The Post polled 504 people who identify primarily as Native American from across the country, including those who lived on reservations and those who were not part of a tribe.
The general population appears to care more about the name than Native Americans. A 2014 ESPN poll found that 23 percent of the population favored a name change.
Thursday’s findings by the Post match an Annenberg Center survey taken in 2004. The Post poll also found that 78 percent deemed the Redskins’ name an issue that is either “not too” or “not at all” important.
Suzan Harjo, the lead plaintiff challenging the team’s trademark protections, rejected the new results, saying it was an invalid way to surveying those in Indian country.
“I don’t accept self-identification,” Harjo told the Post. “People say they’re native, and they are not native, for all sorts of reasons. Those of us who are leaders in Indian Country … know who we are representing. We also know if we are representing a minority view. And this is not the case here. Our experience is completely the opposite of the Annenberg poll and this one. I just reject the whole thing.”
Redskins owner Dan Snyder has maintained that he won’t change the team name, which once again became a prominent issue after the 2012 season. Snyder has never budged from his stance, and team president Bruce Allen said last summer that Washington would not change the name even if it helped them secure a new stadium in the District of Columbia. The Redskins are looking for a new stadium site, though their lease is not up until 2027.
“The Washington Redskins team, our fans and community have always believed our name represents honor, respect and pride. Today’s Washington Post polling shows Native Americans agree,” Snyder said in a statement. “We are gratified by this overwhelming support from the Native American community, and the team will proudly carry the Redskins name.”
The Post also included stories from 12 Native Americans. Of that group, two were firmly opposed to the name.
“It’s antiquated as much as it’s offensive,” Clark Lee Walker, a Comanche from Austin, Texas, told the paper.
But the majority agreed with Rusty Whitworth, a Confederated Salish and Kootenai who lives on Flathead Indian Reservation in Montana.

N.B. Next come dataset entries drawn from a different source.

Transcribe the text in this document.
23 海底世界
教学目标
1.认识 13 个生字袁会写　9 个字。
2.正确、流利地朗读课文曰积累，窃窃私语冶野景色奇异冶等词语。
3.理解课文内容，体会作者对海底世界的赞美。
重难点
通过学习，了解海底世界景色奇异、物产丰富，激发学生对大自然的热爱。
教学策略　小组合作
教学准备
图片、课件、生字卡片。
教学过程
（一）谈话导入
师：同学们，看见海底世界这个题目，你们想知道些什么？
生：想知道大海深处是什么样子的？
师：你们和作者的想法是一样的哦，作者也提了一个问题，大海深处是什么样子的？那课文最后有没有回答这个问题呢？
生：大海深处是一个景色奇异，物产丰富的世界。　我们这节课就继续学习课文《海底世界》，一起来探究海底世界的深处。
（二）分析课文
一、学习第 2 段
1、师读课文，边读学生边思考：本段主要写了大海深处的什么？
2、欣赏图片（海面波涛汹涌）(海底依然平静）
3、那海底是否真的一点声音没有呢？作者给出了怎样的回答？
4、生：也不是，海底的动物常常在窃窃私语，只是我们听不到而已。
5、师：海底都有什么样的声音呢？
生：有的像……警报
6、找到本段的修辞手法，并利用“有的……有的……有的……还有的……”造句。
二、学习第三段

“Ah, heck, just let them keep it. It ain’t hurting nobody,” he told the Post.
A statement from Change the Mascot reiterated its stance following the Post poll.
“The results of this poll confirm a reality that is encouraging but hardly surprising: Native Americans are resilient and have not allowed the NFL’s decades-long denigration of us to define our own self-image,” National Congress of American Indians executive director Jackie Pata and Oneida Nation representative Ray Halbritter said in the statement. “However, that proud resilience does not give the NFL a license to continue marketing, promoting, and profiting off of a dictionary-defined racial slur — one that tells people outside of our community to view us as mascots.
“Social science research and first hand experience has told us that this kind of denigration has both visible and unseen consequences for Native Americans in this country. This is especially the case for children, who were not polled and who are in a particularly vulnerable position to be bullied by the NFL. It is the 21st century — it is long overdue for Native Americans to be treated not as mascots or targets of slurs, but instead as equals.”
The poll found that of Native Americans who identified as liberal, 80 percent considered the name inoffensive. Moderates were at 92 percent and conservatives at 96. Of college graduates, 85 percent were not offended, compared to 91 percent of those who attended some or no college.
In 2013, a Post poll found that 28 percent of D.C. residents wanted the name changed.